Researchers say swarms of tiny drones may take the sting out of a troubling global problem – the collapse of bee populations.
According to the United Nations Food and Agriculture Organization, 71 of the 100 crops that account for almost all the world’s food supply depend on bee pollination. Over the last year, 44 percent of the commercial bee population mysteriously died out. Without bees, we’re in trouble.
And while the mystery of dying colonies may not be resolved any time soon, scientists are developing drones that can pollinate flowers. In a recently published paper, a team led by chemist Eijiro Miyako of Japan’s National Institute of Advanced Industrial Science and Technology report that the application of horse hairs and ionic gel to an “off-the-shelf $100 quadcopter” can successfully mimic bee pollination across a species of Japanese lilies.
Because a larger swarm of drones can now be controlled by a single user (or an autonomous program), bee-like drones are now a possibility rather than a sci-fi scenario.

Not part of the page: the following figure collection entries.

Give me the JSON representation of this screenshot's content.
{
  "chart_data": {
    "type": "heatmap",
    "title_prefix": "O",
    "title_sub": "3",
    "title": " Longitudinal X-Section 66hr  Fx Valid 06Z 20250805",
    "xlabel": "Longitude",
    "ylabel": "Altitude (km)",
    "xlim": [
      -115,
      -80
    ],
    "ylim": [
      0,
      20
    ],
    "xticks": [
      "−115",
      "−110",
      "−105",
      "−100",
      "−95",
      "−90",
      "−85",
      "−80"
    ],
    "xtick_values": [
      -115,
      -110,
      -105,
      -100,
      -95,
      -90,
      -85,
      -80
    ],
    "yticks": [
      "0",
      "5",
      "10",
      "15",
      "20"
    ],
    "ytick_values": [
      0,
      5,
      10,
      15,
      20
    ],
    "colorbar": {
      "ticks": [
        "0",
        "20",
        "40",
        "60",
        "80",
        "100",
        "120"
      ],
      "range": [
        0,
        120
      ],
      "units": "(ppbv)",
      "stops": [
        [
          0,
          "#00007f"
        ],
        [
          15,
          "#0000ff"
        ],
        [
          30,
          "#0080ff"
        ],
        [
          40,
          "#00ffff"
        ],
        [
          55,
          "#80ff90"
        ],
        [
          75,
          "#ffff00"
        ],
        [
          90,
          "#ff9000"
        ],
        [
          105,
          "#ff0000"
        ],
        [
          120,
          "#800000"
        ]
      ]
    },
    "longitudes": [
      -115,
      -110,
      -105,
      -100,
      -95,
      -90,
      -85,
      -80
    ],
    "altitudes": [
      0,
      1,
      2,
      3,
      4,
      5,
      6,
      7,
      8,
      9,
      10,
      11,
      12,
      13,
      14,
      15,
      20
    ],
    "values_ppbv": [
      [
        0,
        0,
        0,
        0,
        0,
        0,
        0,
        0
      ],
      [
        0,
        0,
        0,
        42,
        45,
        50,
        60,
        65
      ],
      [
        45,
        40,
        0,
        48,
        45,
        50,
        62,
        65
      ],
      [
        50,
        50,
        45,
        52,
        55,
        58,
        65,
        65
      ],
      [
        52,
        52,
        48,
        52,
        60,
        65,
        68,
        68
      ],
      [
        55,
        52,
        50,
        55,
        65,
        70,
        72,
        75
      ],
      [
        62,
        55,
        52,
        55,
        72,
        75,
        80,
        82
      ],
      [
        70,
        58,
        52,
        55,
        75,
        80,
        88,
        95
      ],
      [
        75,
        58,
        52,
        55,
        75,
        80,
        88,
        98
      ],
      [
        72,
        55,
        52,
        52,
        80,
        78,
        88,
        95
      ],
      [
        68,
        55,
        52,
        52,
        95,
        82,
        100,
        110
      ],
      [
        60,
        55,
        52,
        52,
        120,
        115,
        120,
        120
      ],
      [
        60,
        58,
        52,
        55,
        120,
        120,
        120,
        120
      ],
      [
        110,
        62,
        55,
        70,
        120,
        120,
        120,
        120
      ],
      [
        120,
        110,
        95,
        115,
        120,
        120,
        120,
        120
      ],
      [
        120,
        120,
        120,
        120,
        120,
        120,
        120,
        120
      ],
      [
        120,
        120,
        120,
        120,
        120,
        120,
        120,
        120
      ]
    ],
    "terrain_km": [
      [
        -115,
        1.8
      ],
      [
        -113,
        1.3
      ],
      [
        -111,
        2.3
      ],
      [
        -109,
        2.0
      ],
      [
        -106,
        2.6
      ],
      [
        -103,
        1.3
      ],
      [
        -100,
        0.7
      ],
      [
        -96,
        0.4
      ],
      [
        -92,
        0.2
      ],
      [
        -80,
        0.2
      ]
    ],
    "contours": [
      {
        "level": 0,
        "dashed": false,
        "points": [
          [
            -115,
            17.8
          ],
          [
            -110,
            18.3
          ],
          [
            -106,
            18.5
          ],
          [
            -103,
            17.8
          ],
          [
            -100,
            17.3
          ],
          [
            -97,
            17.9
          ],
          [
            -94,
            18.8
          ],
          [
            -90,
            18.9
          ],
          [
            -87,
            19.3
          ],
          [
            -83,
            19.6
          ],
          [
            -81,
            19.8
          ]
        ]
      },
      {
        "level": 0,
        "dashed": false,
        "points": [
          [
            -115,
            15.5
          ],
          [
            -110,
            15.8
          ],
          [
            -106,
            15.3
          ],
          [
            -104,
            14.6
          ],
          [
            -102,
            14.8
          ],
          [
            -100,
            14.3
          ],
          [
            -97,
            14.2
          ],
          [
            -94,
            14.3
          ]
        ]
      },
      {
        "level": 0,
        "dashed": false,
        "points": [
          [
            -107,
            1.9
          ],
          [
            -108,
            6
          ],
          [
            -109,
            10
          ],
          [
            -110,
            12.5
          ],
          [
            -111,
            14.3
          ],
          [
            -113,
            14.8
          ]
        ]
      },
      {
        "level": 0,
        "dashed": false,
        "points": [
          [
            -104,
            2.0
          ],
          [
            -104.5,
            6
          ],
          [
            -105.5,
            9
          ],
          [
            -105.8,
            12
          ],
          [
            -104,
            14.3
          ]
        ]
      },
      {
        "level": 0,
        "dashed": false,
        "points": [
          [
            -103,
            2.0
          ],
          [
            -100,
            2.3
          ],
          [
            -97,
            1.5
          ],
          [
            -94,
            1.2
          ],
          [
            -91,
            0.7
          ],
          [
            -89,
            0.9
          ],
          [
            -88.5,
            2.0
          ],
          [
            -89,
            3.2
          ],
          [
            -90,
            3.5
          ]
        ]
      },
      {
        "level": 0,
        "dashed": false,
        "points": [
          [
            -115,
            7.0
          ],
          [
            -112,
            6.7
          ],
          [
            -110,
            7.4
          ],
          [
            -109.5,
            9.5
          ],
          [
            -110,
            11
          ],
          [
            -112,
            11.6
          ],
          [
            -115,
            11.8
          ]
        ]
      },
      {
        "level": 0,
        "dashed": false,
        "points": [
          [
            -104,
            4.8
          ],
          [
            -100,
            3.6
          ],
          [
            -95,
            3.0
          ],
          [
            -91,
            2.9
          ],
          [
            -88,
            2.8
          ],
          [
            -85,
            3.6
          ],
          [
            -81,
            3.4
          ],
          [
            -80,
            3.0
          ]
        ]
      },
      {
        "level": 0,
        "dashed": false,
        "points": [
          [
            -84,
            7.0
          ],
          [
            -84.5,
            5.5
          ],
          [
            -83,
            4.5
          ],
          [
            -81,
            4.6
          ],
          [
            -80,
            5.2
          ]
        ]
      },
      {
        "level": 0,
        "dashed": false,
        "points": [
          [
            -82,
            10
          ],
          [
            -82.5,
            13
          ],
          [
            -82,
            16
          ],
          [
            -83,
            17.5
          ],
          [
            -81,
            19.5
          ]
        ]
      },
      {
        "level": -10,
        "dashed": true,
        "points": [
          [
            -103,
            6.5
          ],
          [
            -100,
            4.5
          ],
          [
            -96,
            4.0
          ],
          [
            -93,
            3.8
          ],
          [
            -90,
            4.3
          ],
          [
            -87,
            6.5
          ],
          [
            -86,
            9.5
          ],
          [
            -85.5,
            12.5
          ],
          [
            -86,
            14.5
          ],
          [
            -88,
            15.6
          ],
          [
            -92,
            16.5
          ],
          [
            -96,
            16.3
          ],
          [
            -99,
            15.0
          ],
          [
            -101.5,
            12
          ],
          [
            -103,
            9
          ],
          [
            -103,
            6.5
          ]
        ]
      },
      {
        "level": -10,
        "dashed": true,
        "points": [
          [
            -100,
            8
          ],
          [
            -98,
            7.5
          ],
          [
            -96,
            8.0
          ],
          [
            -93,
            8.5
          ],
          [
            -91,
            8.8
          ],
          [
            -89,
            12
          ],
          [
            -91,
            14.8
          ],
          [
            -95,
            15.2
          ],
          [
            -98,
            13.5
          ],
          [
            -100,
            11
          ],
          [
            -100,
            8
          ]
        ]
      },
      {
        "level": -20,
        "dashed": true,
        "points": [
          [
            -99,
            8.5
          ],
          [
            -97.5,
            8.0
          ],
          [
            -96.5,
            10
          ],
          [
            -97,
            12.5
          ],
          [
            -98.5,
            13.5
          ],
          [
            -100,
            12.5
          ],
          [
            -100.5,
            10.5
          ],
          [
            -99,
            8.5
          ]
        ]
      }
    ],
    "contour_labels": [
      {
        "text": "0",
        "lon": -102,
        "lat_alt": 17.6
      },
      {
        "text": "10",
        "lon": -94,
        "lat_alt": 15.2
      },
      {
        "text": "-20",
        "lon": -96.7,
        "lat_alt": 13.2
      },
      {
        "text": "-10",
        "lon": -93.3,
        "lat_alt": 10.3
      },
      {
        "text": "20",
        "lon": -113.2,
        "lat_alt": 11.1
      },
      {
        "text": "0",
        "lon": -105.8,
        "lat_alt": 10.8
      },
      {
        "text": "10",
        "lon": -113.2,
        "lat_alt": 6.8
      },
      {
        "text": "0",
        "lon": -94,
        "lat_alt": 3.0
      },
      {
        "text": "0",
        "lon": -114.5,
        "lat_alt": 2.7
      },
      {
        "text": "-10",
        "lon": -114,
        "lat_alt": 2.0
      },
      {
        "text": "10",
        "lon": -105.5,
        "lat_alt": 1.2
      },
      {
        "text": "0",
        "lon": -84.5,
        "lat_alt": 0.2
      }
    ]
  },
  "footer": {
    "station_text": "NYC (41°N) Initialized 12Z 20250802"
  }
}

“The findings, which will have applications for agriculture and robotics, among others, could lead to the development of artificial pollinators and help counter the problems caused by declining honeybee populations,” Miyako said in a press release. “We believe that robotic pollinators could be trained to learn pollination paths using global positioning systems and artificial intelligence.”
The key to the Institute’s successful experiment comes down to the ionic gel. Miyako created the gel in 2007 to be used on electrical components. He considered the concoction a failure and it languished in a storage closet. A few years later, Miyako began to wonder if his gel could be used to carry pollen.
“This project is the result of serendipity,” says Miyako, who worked with postdoctoral fellow and first author Svetlana Chechetka. “We were surprised that after 8 years, the ionic gel didn’t degrade and was still so viscous. Conventional gels are mainly made of water and can’t be used for a long time, so we decided to use this material for research.”